Rundu — The pilots who flew the Embraer 190 that crashed in the Bwabwata National Park in the Zambezi Region last Friday were fit to fly according to a statement issued by LAM Mozambique Airlines on Sunday.
LAM said both pilots had their recent flight medicals checked in September and they both held valid airline transport pilots licenses. "The Captain had logged 9 053 flight-hours. Of these, 1 395 hours were in command of an aircraft and 2 520 hours flying the Embraer 190. He received his command on 12 April 2012. His most recent flight medical check was on 02 September 2013," stated LAM. "The First Officer had logged 1 418 flight hours. Of these, 108 hours were on the Embraer 190. His most recent proficiency check was on 08 September 2013. His most recent flight medical check was on 28 September 2013," stated LAM.

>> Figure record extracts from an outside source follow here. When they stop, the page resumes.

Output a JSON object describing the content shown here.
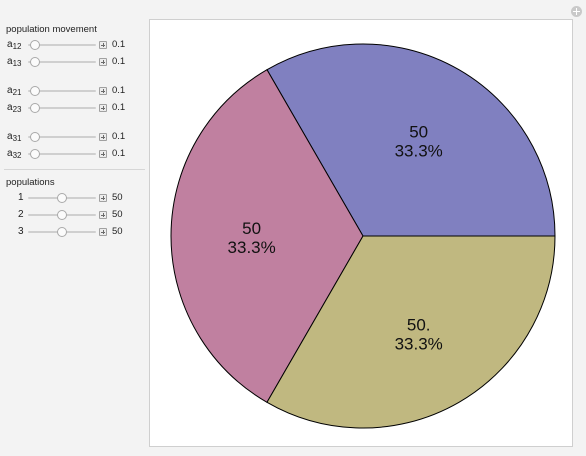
{
  "controls": {
    "movement_title": "population movement",
    "populations_title": "populations",
    "movement": [
      {
        "base": "a",
        "sub": "12",
        "value": "0.1",
        "fraction": 0.1
      },
      {
        "base": "a",
        "sub": "13",
        "value": "0.1",
        "fraction": 0.1
      },
      {
        "base": "a",
        "sub": "21",
        "value": "0.1",
        "fraction": 0.1
      },
      {
        "base": "a",
        "sub": "23",
        "value": "0.1",
        "fraction": 0.1
      },
      {
        "base": "a",
        "sub": "31",
        "value": "0.1",
        "fraction": 0.1
      },
      {
        "base": "a",
        "sub": "32",
        "value": "0.1",
        "fraction": 0.1
      }
    ],
    "populations": [
      {
        "label": "1",
        "value": "50",
        "fraction": 0.5
      },
      {
        "label": "2",
        "value": "50",
        "fraction": 0.5
      },
      {
        "label": "3",
        "value": "50",
        "fraction": 0.5
      }
    ]
  },
  "chart_data": {
    "type": "pie",
    "slices": [
      {
        "value": 50,
        "value_label": "50",
        "percent_label": "33.3%",
        "color": "#8080c0"
      },
      {
        "value": 50,
        "value_label": "50",
        "percent_label": "33.3%",
        "color": "#c080a0"
      },
      {
        "value": 50,
        "value_label": "50.",
        "percent_label": "33.3%",
        "color": "#c0b880"
      }
    ],
    "start_angle_deg": 0,
    "direction": "counterclockwise",
    "title": "",
    "legend": "none"
  }
}
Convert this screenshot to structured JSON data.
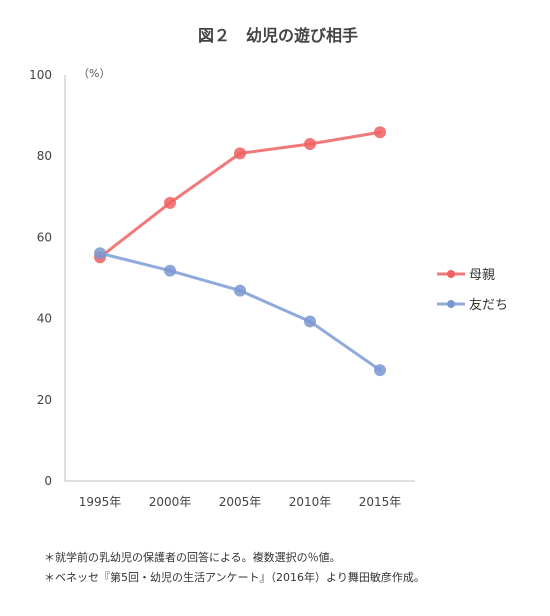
{
  "chart_data": {
    "type": "line",
    "title": "図２　幼児の遊び相手",
    "unit_label": "（%）",
    "categories": [
      "1995年",
      "2000年",
      "2005年",
      "2010年",
      "2015年"
    ],
    "ylim": [
      0,
      100
    ],
    "yticks": [
      0,
      20,
      40,
      60,
      80,
      100
    ],
    "grid": false,
    "legend_position": "right",
    "series": [
      {
        "name": "母親",
        "values": [
          55.1,
          68.5,
          80.7,
          83.0,
          85.9
        ],
        "color": "#f07a7a",
        "marker_color": "#f06060"
      },
      {
        "name": "友だち",
        "values": [
          56.1,
          51.8,
          46.9,
          39.3,
          27.3
        ],
        "color": "#8faadc",
        "marker_color": "#7b97d1"
      }
    ]
  },
  "notes": [
    "＊就学前の乳幼児の保護者の回答による。複数選択の％値。",
    "＊ベネッセ『第5回・幼児の生活アンケート』（2016年）より舞田敏彦作成。"
  ]
}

Although the cause of the accident is still unknown, LAM requests the public to give investigators the time and space to do their work without interference or prejudice. "LAM may not comment on the investigators' work. Similarly, we cannot engage in speculation on likely or possible causes as this would be unhelpful and could be seen as an attempt to unfairly influence or pre-empt the investigation," the airline said. The 27 passengers were citizens of Mozambique (10), Angola (9), Portugal (5), France (1), People's Republic of China (1) and Brazil (1), while the six-crew members comprised of a captain, first officer, chief cabin attendant two cabin attendants and a technician. "The Namibian and our recovery teams have begun to search for and recover the victims' remains and their personal effects. This is necessary to positively identify the deceased. Identification is done using the best international practices and standards and is necessary so that their remains can be repatriated and funerals arranged," LAM stated in the media release issued over the weekend. LAM further says the aircraft and engines underwent their last prescribed check on 28 November 2013. This is a routine maintenance inspection carried out every 14 days or every 120 flight-hours (whichever comes first). In accordance with international aviation law, Namibia, as the country where the accident occurred, will lead the investigation. Civil aviation authorities from Mozambique, Angola, Brazil and the National Transportation Safety Board in the US will also participate in the investigation. The 93-seat plane crashed in the Bwabwata National Park on Friday afternoon while flying from Mozambique to Angola with 33 passengers onboard. The Namibian police removed the severely mangled bodies from the scene of the accident and transported them to the Rundu State Hospital mortuary from where they were airlifted to Windhoek on Sunday. The burned plane wreckage was only discovered on Saturday morning.